As a flight attendant who has traveled the world, I have found the people I have met along the way keep me realistic and grounded about how fortunate I am to LIVE in the county I do AND to HAVE the freedoms I have. I hope this story causes more to pause and be thankful this holiday season.
As usual, I chose to work in the main cabin on my way home from Europe. I preferred this, as I enjoyed joking and having fun with the crowd in the back. As I entered the gatehouse, I saw a large group of children wearing green shirts, boisterous and running around.
‘Oh geez, ‘ I thought to myself. Maybe I SHOULD have worked in business class today. Looks like a rowdy bunch.

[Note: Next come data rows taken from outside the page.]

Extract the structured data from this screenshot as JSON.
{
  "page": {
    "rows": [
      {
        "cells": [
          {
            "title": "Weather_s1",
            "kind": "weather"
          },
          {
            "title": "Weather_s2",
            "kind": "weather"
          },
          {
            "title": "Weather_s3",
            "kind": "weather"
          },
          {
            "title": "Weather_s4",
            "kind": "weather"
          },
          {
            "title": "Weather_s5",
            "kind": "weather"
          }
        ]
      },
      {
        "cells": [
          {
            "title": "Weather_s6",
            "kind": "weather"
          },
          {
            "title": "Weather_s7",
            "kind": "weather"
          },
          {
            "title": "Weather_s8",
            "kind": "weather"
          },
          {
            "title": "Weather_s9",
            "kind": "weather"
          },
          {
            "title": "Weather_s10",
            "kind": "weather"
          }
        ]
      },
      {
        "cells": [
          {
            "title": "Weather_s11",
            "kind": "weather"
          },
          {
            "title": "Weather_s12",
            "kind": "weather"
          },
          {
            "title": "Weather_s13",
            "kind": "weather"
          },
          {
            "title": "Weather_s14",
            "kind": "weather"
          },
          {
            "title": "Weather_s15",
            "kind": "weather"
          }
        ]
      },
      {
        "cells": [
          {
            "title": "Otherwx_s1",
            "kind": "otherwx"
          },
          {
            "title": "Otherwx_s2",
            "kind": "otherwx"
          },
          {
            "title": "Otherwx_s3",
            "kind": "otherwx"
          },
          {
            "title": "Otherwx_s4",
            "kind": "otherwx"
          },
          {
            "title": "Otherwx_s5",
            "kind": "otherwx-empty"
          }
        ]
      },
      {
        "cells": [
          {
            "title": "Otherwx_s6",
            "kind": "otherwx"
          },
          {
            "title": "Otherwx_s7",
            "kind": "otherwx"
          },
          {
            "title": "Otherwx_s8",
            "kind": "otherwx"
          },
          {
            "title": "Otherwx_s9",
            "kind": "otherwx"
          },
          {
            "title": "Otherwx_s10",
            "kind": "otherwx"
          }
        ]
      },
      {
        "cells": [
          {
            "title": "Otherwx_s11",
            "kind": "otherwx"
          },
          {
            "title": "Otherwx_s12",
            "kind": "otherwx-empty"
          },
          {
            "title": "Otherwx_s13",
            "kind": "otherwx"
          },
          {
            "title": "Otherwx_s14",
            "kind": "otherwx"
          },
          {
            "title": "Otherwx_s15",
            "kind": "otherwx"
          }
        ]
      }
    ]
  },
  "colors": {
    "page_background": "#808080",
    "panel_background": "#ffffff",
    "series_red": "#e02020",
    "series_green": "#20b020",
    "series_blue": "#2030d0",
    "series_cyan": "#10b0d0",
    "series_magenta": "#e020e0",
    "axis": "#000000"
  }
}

|Smart Allergy~Friendly Education - The Lucky Latvians|
I immediately thought how LUCKY these children must be to be going to America. Probably wealthy parents sending their children to visit family for a few weeks holiday. I just hoped their chaperones would have better control over them on the flight or it could be a long afternoon for ALL of us.
I quickly learned they were a group of 11 children, ages 6 to 11, traveling from Latvia to the States. When these lucky children got to the States, they would each stay with an assigned family for an ENTIRE month. There was one amazing girl who stood out to me.
She sat in 28B and spoke English very well. Natalia. I'll NEVER forget her. Most of her younger traveling companions spoke NO English at all. I joked with her that she must be their translator. She laughed and said she was. A little while later I needed to speak with one of the other younger girls and asked if she would help me. She jumped up with a smile a MILE WIDE and was ready to assist.
Afterwards, I complimented her on her beautifully spoken English and asked where she had learned it.
“At school, “ she told me.
“In Latvia?” I asked.
“No”. She had spent a month in the U.S. last year. She was going back to see her sister.
“Your sister lives there? How lucky are you! Is that who you stayed with last year when you visited? “ I asked.
“Yes. With my brother. But he died.”
That made me pause immediately. I thought I had heard her incorrectly but didn’t ask any more.
One of the chaperones and I got to talking and I spoke with her about these LUCKY kids going for a month to the U.S..
These LUCKY kids were orphans. ALL of them. And that amazing little girl, with the long braided, blonde hair had lost her only brother, aged 11, in January. Accidentally, in a fire.
She was returning to her foster family from last summer to spend time with her ‘adopted’ sister. Both of the young girls had spent time together in an orphanage type of setting back in Latvia. They were going to be reunited for a month.
The chaperone was hoping the 'sister's' family would adopt Natalia so she could stay in the States with the only FAMILY she had left.
My eyes welled up. I was sure the lump in my throat was visible. I could barely speak. That bubbling, happy girl was SO THRILLED to be coming to America. She had LOST so much but her positive spirit and energy seemed endless.
LUCKY… that was the word that came to mind when I originally saw these children.
I was wrong. And, I was mortified that I had been so quick to judge a situation and a group of people.
Remember, LUCK is truly in the eyes of the beholder AND sometimes our vision is blurred.
May you enjoy the family and friends you have this holiday season. Let us ALL be thankful for the roof over our heads, the clothes on our back AND the food on our tables.